Pembangunan perumahan dan kawasan permukiman yang bertumpu pada masyarakat memberikan hak dan kesempatan seluas-luasnya bagi masyarakat untuk ikut berperan. Sejalan dengan peran masyarakat di dalam pembangunan perumahan dan kawasan permukiman, Pemerintah dan pemerintah daerah mempunyai tanggung jawab untuk menjadi fasilitator, memberikan bantuan dan kemudahan kepada masyarakat, serta melakukan penelitian dan pengembangan yang meliputi berbagai aspek yang terkait, antara lain, tata ruang, pertanahan, prasarana lingkungan, industri bahan dan komponen, jasa konstruksi dan rancang bangun, pembiayaan, kelembagaan, sumber daya manusia, kearifan lokal, serta peraturan perundang-undangan yang mendukung. Kebijakan umum pembangunan perumahan diarahkan untuk: 
a.    memenuhi kebutuhan perumahan yang layak dan terjangkau dalam lingkungan yang sehat dan aman yang didukung prasarana, sarana, dan utilitas umum secara berkelanjutan serta yang mampu mencerminkan kehidupan masyarakat yang berkepribadian Indonesia;
b.    ketersediaan dana murah jangka panjang yang berkelanjutan untuk pemenuhan kebutuhan rumah, perumahan, permukiman, serta lingkungan hunian perkotaan dan perdesaan;
c.    mewujudkan perumahan yang serasi dan seimbang sesuai dengan tata ruang serta tata guna tanah yang berdaya guna dan berhasil guna;
d.    memberikan hak pakai dengan tidak mengorbankan kedaulatan negara; dan
e.    mendorong iklim investasi asing.
Sejalan dengan arah kebijakan umum tersebut, penyelenggaraan perumahan dan permukiman, baik di daerah perkotaan yang berpenduduk padat maupun di daerah perdesaan yang ketersediaan lahannya lebih luas perlu diwujudkan adanya ketertiban dan kepastian hukum dalam pengelolaannya. Pemerintah dan pemerintah daerah perlu memberikan kemudahan perolehan rumah bagi masyarakat berpenghasilan rendah melalui program perencanaan pembangunan perumahan secara bertahap dalam bentuk pemberian kemudahan pembiayaan dan/atau pembangunan prasarana, sarana, dan utilitas umum di lingkungan hunian.[8]

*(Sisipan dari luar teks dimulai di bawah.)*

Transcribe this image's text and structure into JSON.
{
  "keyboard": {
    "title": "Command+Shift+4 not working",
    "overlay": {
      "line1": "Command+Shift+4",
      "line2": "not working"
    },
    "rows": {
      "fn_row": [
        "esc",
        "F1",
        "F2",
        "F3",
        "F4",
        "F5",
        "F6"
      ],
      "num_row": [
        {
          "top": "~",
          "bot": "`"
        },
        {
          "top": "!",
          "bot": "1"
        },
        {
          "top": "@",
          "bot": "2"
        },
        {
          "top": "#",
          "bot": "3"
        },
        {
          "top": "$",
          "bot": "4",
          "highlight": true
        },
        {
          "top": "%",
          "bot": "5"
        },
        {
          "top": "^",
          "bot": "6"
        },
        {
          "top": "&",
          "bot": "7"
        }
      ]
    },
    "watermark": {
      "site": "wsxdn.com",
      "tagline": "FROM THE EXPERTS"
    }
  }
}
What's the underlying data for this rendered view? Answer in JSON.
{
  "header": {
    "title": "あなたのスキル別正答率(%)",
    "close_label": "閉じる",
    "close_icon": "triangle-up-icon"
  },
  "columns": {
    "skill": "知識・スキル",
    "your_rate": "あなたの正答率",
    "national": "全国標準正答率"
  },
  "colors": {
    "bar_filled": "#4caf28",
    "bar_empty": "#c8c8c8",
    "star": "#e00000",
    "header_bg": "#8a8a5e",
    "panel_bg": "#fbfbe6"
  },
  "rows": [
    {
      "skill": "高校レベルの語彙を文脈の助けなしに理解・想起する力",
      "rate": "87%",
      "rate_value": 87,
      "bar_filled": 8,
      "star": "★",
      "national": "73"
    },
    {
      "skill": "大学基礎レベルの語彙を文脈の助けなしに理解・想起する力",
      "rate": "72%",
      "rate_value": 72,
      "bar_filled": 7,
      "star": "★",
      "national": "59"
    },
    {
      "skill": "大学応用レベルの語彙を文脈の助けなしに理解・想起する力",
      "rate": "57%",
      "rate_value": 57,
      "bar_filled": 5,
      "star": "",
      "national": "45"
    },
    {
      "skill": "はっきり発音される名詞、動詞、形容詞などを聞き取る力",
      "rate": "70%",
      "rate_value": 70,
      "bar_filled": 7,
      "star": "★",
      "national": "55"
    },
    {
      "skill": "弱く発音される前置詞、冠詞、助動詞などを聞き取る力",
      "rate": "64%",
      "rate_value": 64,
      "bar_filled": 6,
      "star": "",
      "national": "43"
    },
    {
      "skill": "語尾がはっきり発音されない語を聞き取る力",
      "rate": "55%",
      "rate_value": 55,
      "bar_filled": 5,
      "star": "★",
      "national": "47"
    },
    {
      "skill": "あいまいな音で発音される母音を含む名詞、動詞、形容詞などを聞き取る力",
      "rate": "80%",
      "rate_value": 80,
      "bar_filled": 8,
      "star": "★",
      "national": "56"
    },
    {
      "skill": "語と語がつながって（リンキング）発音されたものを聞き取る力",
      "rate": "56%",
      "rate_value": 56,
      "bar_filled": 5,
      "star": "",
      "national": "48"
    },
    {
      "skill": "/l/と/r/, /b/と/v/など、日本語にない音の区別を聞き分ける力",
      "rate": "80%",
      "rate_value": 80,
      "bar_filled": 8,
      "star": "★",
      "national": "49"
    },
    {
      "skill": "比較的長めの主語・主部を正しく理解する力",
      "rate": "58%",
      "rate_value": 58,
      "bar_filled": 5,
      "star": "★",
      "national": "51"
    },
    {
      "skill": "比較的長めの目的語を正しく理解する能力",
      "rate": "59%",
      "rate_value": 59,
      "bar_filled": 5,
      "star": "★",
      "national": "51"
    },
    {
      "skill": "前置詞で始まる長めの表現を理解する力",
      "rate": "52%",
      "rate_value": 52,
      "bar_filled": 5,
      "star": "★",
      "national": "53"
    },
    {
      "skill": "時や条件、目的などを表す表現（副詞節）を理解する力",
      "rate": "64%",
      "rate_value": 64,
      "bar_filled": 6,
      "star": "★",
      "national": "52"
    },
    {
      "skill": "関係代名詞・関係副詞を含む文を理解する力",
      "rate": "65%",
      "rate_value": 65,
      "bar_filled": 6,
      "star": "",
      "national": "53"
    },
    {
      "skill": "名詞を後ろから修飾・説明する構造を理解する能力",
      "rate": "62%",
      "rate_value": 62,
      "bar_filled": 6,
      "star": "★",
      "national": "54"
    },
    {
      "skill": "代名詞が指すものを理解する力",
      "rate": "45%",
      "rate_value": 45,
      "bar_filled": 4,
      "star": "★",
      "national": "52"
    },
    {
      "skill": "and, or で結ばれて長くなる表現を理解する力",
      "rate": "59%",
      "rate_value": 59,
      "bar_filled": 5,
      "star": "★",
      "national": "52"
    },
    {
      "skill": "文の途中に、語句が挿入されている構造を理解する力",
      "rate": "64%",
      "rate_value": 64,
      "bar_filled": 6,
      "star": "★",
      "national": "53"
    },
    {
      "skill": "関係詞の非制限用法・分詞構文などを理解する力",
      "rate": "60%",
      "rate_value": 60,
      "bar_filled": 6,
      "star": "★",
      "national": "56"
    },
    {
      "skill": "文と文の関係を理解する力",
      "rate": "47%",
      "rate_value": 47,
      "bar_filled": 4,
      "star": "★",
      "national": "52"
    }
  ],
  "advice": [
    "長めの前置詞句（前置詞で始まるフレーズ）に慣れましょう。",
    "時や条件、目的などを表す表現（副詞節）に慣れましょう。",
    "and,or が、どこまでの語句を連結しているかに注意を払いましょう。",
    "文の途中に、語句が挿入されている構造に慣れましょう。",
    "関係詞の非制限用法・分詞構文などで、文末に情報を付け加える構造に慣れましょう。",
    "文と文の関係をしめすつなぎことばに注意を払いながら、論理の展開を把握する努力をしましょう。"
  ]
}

Undang-undang Nomor 1 Tahun 2011 Tentang perumahan dan kawasan permukiman ini juga mencakup pemeliharaan dan perbaikan yang dimaksudkan untuk menjaga fungsi perumahan dan kawasan permukiman agar dapat berfungsi secara baik dan berkelanjutan untuk kepentingan peningkatan kualitas hidup orang perseorangan yang dilakukan terhadap rumah serta prasarana, sarana, dan utilitas umum di perumahan, permukiman, lingkungan hunian dan kawasan permukiman. Di samping itu, juga dilakukan pengaturan pencegahan dan peningkatan kualitas terhadap perumahan kumuh dan permukiman kumuh yang dilakukan untuk meningkatkan mutu kehidupan dan penghidupan masyarakat penghuni perumahan kumuh dan permukiman kumuh. Hal ini dilaksanakan berdasarkan prinsip kepastian bermukim yang menjamin hak setiap warga negara untuk menempati, memiliki, dan/atau menikmati tempat tinggal, yang dilaksanakan sejalan dengan kebijakan penyediaan tanah untuk pembangunan perumahan dan kawasan permukiman.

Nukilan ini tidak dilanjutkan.